The Mac maker drops prices on some notebook models by hundreds of dollars, in a push to sell as many laptops as desktops.

Apple Computer on Monday cut the price of its 12-inch and 15-inch PowerBooks in a push to make notebook computers a larger part of its business.

The standard 12-inch PowerBook, which comes with a drive that can burn CDs and play DVD movies, drops in price by $200 to $1,599. A similar model with a more-capable SuperDrive, which can burn both DVDs and CDs, also takes a $200 cut to sell for $1,799.

The 15-inch PowerBook saw price drops of up to $300, depending on features. It now starts at $1,999 for the 867MHz model, rising to $2,599 for a model with a 1GHz processor. The higher-end model also includes 512MB of RAM--twice as much as the basic machine--and a larger hard drive.

Apple did not make any changes to the features of its notebooks, nor did it drop the price of its 17-inch PowerBook, which sells for $3,299 with a SuperDrive.

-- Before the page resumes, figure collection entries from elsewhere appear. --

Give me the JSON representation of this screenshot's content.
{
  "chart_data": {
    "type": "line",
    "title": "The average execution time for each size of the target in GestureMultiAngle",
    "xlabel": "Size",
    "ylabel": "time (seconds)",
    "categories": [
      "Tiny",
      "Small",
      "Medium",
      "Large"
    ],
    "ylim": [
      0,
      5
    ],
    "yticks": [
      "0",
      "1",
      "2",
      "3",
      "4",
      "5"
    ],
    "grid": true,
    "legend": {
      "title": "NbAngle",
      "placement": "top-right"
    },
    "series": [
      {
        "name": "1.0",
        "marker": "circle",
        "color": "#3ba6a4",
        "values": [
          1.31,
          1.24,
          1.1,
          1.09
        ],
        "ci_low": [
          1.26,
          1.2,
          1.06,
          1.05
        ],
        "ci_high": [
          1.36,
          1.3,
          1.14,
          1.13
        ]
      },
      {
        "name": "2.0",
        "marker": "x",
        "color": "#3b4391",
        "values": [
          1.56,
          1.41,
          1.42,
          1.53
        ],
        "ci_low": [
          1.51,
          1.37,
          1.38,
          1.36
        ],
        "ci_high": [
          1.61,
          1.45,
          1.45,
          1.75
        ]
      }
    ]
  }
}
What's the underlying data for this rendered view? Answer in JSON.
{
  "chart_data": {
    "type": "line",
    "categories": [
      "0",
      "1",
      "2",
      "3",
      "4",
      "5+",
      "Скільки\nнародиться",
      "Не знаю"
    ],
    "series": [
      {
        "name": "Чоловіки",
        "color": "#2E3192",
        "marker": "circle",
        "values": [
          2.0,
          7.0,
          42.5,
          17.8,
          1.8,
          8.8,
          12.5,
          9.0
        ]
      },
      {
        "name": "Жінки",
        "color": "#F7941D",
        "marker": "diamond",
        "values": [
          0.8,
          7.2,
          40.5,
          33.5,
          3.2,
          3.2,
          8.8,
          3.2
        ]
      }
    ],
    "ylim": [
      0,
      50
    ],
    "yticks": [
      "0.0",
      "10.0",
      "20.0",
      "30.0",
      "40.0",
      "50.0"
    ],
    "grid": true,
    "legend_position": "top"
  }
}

"We said in January (that 2003) is going to be the year of the notebook, and it is looking like that is the case," said Greg Joswiak, a vice president at the Cupertino, Calif.-based Mac maker. Company CEO Steve Jobs made that proclamation at Macworld Expo, when he introduced the 12-inch and 17-inch PowerBooks.

Joswiak said that Apple has not seen a drop in laptop sales and that the price cuts were planned.

"We want to get to a point where we are selling as many notebooks as desktops, and you need to do some stuff to make that happen," he said. Notebooks make up about 42 percent of all Macs sold, well above the PC industry average of a 25 percent ratio of laptops to desktops sold, Joswiak said.

As for the 17-inch model, Joswiak said the company has more or less caught up with an order backlog, and the laptop is still seeing strong sales.

Jupiter Research analyst Michael Gartenberg said that it makes sense to cut the prices on the 12-inch and 15-inch models, now that they are no longer brand-new. Also, 15-inch models have become more standard in the industry than they were when Apple introduced the Titanium PowerBook at the beginning of 2001.

"In a market where prices are always coming down, it just makes an awful lot of sense for Apple to do this," he said.

Gartenberg said that although the Mac maker does not have the cheapest models on the market, it offers a good value for what you get.

"It's always been the case that if you were looking for the lowest-priced laptop you could do better than Apple's offerings, but these price cuts bring them even further into line with competitors," he said.